Zwei Probleme sollten aber bei der Programmdiskussion stärker beachtet werden: Zum einen befindet sich der Neoliberalismus in Deutschland in einer Legitimationskrise. Darauf reagieren die anderen politische Kräfte. DIE LINKE muss auch in Zukunft dazu beitragen, neoliberale bzw. marktradikale Ideologien und Politik zurückzudrängen. Programmatisch muss sie aber mehr sein als nur eine „antineoliberale Kraft“, denn unsere Vorstellungen von einem demokratischen Sozialismus gehen über eine Rückkehr zu dem Sozialstaat vor dem neoliberalen Sozialabbau hinaus. Zum anderen wird der „Neoliberalismus“ oft nur als Kampfbegriff gegen alle diejenigen verwendet, die andere Vorstellungen von der Gestaltung gesellschaftlicher Bereiche haben oder gegen diejenigen, die auf den Markt als wichtiges ökonomisches Steuerungselement nicht verzichten wollen.
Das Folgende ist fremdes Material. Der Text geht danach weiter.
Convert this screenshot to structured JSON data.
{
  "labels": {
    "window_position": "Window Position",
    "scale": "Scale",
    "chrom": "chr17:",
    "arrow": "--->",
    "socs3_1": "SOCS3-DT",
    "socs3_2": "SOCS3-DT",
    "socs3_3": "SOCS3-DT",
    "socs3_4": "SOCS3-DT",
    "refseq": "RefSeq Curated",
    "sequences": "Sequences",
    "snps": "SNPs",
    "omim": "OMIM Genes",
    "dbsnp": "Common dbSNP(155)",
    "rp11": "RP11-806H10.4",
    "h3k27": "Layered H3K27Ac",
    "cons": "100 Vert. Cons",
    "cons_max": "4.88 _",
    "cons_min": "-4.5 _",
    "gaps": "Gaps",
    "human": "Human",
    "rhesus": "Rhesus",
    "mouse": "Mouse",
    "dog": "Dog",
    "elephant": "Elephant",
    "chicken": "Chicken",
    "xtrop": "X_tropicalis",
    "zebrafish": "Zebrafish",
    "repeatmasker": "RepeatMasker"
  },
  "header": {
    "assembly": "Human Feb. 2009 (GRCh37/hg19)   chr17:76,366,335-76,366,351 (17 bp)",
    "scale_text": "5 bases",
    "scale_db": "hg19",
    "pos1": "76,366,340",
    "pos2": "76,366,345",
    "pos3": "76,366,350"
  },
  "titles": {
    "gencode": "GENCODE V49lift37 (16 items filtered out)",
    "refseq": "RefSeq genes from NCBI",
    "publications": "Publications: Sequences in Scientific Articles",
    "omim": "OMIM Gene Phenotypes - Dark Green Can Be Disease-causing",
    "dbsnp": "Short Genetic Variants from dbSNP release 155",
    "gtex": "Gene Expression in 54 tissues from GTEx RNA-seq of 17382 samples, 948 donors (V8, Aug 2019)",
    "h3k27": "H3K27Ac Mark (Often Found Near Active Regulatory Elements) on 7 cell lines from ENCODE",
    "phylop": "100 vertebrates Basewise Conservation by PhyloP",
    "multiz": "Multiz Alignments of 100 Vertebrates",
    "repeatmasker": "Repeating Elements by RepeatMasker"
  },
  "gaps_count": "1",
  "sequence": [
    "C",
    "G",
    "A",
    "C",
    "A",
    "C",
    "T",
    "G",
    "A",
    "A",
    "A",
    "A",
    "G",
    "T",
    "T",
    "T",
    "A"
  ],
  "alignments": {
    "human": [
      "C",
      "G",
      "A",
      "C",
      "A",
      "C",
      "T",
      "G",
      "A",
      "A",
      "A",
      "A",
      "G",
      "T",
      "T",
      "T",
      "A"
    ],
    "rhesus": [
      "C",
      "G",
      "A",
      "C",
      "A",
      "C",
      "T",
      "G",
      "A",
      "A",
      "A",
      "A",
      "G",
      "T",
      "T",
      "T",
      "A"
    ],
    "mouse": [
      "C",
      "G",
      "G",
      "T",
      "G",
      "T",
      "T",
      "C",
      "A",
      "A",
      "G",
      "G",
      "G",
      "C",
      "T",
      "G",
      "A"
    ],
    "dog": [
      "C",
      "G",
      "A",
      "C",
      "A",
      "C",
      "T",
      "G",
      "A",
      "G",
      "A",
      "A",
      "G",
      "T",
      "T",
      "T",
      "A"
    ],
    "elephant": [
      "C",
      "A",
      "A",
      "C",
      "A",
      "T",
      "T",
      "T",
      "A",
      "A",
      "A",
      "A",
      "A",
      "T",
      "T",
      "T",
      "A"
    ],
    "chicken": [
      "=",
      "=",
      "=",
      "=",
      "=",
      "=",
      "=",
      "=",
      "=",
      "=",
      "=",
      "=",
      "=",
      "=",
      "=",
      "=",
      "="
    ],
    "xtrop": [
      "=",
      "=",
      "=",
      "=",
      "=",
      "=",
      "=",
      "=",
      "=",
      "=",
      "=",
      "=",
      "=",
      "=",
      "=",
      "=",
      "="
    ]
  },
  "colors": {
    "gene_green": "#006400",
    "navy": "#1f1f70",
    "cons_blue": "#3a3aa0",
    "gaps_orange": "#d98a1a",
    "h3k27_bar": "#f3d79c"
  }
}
Dadurch wird der Blick für Differenzierungen getrübt. Die heutigen entwickelten kapitalistischen Gesellschaften weisen beträchtliche Unterschiede auf, beispielsweise zwischen den USA und den wohlfahrtsstaatlich organisierten skandinavischen Ländern. Wir ziehen unseren Impuls aus dem Widerspruch zwischen den Chancen, die hochentwickelte Industrienationen hätten und der Tatsache, dass sie durch neoliberale Deregulierung verspielt werden.
Zum einen halten wir eine deutlichere Positionierung zu der weit fortgeschrittenen Globalisierung für erforderlich. Viele Probleme werden allzu leichtfertig damit erklärt. Es ist an uns, darauf hinzuweisen, dass es sich nicht um eine Naturkatastrophe handelt, sondern politische und wirtschaftliche Entscheidungen die Ursache sind. So lassen sich die Prozesse, vor allem die Internationalisierung des Kapitals, kaum zurückdrehen. Auch das Eintreten neuer Großmächte wie China und Indien – neben den entstandenen neuen mittleren Mächten – in den Weltmarkt, lässt sich nicht aufhalten. Das Agieren großer Staatskonzerne und Staatsfonds bringt neue Probleme mit sich. Viele Verwerfungen sind nicht „an sich“ der Globalisierung geschuldet, sondern der Art und Weise, wie sie erfolgt. DIE LINKE sollte deutlicher sagen, dass Regulierungen der ökonomischen Macht und der internationalen Finanzmärkte notwendig sind. Nur national zu reagieren, reicht nicht aus. Unter dem Motto „Eine andere Welt ist möglich!“ müssen u. a. die internationalen Institutionen, vor allem die ökonomischen, deutlich reformiert werden. Soziale Standards und Wirtschaftsdemokratie, wie wir sie wollen, lassen sich nicht mehr national gestalten. Der Globalisierung der Märkte setzen wir die internationale Zusammenarbeit der Akteure und die Entwicklung gemeinsamer sozialer und ökologischer Standards entgegen.
Eine Antwort auf die Globalisierung ist die demokratische, soziale und zivile Ausgestaltung Europas, vor allem der Europäischen Union. Diese Ebene sollte in unserem Programm nicht an den Rand gedrängt werden. Es werden in der LINKEN oft die Nachteile der EU, ihre neoliberale Wirtschaftsstrategie und ein „Zwang zur Aufrüstung“ konstatiert. Die Idee der Europäischen Union für ein integrierendes friedliches Europa wird dabei häufig vergessen und vieles in Frage gestellt, was in Europa erreicht wurde. Es muss darum gehen, die Wirtschaftspolitik der EU zu ändern, Sozialstandards festzulegen, Sozialdumping zu verhindern, eine friedliche Entwicklung voranzutreiben, sowie mehr Demokratie durchzusetzen. Ein „Zurück zum Nationalstaat“ lehnen wir ab. Die Veränderung der Europäischen Union ist deshalb ein linkes Projekt!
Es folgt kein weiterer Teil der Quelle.